Robert Schiller, chairman of Beth Israel’s family medicine department, called Mr. Grossman a “gifted healer and educator” who followed Maslow’s “thinking about healing as aspirational. It isn’t just helping people recover from an illness. It’s giving people direction. A patient might say, ‘Now that I’ve recovered from my illness, now what? What’s my life about, what’s my calling in life?’ ”
Schiller said that while alternative medicine is at times viewed with skepticism, Mr.
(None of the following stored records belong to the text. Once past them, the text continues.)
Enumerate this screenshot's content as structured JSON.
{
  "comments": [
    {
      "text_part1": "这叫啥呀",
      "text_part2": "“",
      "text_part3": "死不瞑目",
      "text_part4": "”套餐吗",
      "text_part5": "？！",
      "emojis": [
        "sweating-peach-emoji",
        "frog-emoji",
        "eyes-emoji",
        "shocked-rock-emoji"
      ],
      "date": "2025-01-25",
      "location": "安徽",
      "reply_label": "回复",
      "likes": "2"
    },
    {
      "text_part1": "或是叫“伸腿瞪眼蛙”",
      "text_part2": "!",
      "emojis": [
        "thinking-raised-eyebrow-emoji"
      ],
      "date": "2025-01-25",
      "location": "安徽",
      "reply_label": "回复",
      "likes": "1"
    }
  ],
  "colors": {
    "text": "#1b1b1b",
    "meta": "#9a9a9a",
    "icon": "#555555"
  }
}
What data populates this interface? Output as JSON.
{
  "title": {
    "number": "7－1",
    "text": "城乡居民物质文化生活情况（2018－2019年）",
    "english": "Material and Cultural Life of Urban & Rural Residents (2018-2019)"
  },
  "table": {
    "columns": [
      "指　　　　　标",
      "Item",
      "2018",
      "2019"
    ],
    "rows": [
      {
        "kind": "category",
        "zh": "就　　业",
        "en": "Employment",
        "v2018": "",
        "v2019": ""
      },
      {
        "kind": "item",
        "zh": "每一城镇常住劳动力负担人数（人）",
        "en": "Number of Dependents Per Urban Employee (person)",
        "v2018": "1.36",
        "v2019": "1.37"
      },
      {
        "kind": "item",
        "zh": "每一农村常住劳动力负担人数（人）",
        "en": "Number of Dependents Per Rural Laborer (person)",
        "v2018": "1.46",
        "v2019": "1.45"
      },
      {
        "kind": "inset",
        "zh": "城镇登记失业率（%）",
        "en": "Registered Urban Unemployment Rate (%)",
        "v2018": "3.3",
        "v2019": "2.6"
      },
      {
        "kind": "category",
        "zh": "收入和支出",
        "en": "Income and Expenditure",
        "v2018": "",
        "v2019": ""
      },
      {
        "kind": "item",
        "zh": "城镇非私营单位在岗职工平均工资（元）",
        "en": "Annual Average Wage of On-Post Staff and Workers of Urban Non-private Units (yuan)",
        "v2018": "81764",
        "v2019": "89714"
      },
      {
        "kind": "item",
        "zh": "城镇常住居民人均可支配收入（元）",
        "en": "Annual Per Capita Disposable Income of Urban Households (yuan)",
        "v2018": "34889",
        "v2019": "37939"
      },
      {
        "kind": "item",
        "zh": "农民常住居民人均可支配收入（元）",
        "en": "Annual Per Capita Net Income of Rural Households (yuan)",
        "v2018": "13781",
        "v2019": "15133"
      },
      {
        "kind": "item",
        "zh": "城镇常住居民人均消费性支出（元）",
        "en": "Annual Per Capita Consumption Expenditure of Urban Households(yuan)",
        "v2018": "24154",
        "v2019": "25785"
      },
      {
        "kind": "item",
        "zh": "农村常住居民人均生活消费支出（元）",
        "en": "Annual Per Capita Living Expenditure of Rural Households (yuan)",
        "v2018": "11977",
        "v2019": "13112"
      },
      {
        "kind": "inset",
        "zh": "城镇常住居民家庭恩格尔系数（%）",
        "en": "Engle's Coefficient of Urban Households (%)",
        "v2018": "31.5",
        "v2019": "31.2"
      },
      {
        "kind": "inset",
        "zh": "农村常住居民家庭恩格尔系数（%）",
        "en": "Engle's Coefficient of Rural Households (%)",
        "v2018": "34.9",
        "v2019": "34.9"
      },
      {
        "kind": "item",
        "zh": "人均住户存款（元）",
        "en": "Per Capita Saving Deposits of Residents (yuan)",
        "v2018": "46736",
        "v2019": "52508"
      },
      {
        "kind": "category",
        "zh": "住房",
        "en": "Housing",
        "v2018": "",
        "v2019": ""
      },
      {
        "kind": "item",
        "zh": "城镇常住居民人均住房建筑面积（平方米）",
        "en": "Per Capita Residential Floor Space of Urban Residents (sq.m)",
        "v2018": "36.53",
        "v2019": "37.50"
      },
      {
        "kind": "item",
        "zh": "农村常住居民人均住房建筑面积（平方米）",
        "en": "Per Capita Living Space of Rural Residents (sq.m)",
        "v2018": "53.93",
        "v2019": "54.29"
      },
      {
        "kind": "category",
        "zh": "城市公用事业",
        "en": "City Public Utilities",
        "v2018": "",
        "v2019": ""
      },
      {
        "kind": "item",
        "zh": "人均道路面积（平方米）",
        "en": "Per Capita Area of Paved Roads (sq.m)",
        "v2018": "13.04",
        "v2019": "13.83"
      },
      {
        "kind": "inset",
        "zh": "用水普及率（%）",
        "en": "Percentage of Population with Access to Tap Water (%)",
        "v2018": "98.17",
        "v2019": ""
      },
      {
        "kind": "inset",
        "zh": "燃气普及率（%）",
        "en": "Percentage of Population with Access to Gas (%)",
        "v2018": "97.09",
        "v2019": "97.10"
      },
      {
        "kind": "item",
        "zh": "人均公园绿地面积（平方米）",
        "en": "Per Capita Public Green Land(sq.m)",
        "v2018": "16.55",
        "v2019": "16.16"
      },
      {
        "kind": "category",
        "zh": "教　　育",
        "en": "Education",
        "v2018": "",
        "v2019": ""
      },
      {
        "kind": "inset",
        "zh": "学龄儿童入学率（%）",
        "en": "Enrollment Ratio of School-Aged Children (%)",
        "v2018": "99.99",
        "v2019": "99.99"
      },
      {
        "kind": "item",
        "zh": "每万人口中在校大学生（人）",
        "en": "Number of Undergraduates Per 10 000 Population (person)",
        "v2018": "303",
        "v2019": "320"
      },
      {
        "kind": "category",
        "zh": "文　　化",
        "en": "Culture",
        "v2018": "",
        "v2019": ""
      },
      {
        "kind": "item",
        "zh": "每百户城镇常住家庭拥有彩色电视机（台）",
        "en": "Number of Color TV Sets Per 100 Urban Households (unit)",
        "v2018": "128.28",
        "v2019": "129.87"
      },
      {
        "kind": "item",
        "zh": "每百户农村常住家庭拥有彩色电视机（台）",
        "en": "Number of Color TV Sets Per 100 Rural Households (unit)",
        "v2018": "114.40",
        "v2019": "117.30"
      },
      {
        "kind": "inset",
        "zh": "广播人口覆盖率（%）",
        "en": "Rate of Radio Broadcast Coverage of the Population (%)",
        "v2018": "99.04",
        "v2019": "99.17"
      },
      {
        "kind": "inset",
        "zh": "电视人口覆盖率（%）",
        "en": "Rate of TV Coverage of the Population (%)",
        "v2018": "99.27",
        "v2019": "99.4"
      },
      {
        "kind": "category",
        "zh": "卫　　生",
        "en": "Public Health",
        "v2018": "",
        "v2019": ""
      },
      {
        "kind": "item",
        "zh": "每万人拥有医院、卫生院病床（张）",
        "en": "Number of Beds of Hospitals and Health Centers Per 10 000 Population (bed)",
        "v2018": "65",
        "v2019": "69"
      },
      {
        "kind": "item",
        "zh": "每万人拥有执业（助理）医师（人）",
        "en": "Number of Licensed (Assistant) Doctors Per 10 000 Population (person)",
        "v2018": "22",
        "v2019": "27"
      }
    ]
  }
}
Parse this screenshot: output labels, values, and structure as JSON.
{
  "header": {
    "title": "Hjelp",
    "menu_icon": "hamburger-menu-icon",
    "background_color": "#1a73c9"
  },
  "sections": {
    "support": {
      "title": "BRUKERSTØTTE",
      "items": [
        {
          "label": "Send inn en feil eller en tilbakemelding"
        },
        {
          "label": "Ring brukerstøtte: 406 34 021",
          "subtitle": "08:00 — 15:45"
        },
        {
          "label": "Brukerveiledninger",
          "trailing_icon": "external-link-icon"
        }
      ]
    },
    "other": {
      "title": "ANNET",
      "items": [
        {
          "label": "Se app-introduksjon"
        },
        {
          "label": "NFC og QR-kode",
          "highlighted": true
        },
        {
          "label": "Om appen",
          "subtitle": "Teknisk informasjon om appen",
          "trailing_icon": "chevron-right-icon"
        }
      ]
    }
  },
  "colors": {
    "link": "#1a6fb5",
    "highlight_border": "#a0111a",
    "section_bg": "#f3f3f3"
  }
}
Grossman “tried to point out that if you’re an oncologist, and your patients are seeking unconventional treatments for their cancer, you can have a nonjudgmental inquiry of their experiences and in some ways become that much more of an effective clinician.”
Richard Lee Grossman was born on June 26, 1921, in Chicago. He grew up in Manhattan, where his father was a bookkeeper for the Pennsylvania Railroad. Mr. Grossman was a pre-med student at the University of Pennsylvania but left for financial reasons during the Depression, his family said.
After service in the Army Signal Corps during World War II, he owned an advertising business in Canton, Ohio, and through a family connection joined Simon & Schuster in 1953 as an assistant to co-founder Richard Simon.
Among other duties, Mr. Grossman posed as a model for the cover of Sloan Wilson’s best-selling 1955 novel “The Man in the Gray Flannel Suit.” He became a senior editor and then vice president at Simon & Schuster before launching Grossman Publishers in 1962 in the basement of a brownstone near Gramercy Park in Manhattan.
His marriages to Elizabeth Heiden and Jill Kneerim, a partner in Grossman publishing, ended in divorce.
Survivors include his wife of 38 years, novelist Ann Arensberg of Salisbury, Conn.; three daughters from his first marriage, Joan Grossman of Housatonic, Mass., Nancy Nagle of East Hampton, N.Y., and Lucy Rochambeau of New York and East Hampton.
Mr. Grossman died at a nursing center near his home in Salisbury. The cause was leukemia, his wife said.
Mr. Grossman was the editor of volumes such as “A Year With Emerson” (2003) and “The Tao of Emerson” (2007). At his death, he was writing a book on aging modeled on Ambrose Bierce’s century-old satirical reference work, “The Devil’s Dictionary.” The working title: “The Codger’s Dictionary.”